Postoperative new learning of new problems: “Across session learning.” (A) Total mean (+SEM) errors in learning 100 novel object-in-place scene discriminations to ≥90% correct across 2 consecutive testing sessions (Experiment 3) during the novel postoperatively learned set (Set D, black bars). The final preoperatively learned set (Set C, white bars) is included for comparison. (B) Total mean (+SEM) retention errors measured 24 h after achieving ≥90% learning criterion in the first testing session for the postoperatively learnt novel 100 object-in-place scene discriminations made by unoperated control monkeys (CON, n = 9) and bilateral retrosplenial cortex ablation monkeys (RSC, n = 4).

Figure 8.

Postoperative new learning of new problems: “Rapid within” session learning.

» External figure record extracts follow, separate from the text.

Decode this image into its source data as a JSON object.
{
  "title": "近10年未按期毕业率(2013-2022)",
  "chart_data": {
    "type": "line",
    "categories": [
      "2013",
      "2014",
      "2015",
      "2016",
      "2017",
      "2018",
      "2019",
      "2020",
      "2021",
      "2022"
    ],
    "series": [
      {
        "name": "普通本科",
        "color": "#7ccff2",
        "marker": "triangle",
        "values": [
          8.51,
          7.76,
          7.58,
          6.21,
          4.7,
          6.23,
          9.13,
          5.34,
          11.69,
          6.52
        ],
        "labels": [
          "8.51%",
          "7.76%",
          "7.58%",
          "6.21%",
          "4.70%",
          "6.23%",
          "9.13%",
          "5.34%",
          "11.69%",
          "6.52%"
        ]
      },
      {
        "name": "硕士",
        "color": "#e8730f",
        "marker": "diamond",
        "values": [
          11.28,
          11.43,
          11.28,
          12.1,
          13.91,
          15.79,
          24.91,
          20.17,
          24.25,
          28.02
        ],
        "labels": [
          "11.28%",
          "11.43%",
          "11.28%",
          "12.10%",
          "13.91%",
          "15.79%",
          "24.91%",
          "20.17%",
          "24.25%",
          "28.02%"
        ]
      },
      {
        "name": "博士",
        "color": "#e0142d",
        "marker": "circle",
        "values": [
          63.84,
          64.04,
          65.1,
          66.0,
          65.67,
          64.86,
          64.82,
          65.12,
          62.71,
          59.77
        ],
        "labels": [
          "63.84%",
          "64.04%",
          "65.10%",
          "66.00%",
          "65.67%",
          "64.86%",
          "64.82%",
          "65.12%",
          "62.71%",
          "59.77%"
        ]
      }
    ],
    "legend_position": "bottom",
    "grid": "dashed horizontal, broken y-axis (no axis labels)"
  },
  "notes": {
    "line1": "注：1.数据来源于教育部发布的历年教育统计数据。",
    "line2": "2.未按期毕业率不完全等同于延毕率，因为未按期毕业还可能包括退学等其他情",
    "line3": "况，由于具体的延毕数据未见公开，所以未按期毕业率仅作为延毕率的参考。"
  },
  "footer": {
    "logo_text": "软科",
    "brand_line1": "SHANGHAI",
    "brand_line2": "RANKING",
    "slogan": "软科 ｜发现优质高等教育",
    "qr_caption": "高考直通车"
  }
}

Mean percent error within-session learning curves (Experiment 4) for one monkey (RSC5) during learning of novel sets of 10 object-in-place scene discriminations with 8 repeats of 10 trials per session across the last 10 days of the within-session learning task, preoperatively (Pre-op), and postoperatively (Post-op) after bilateral retrosplenial cortex ablation (n = 1).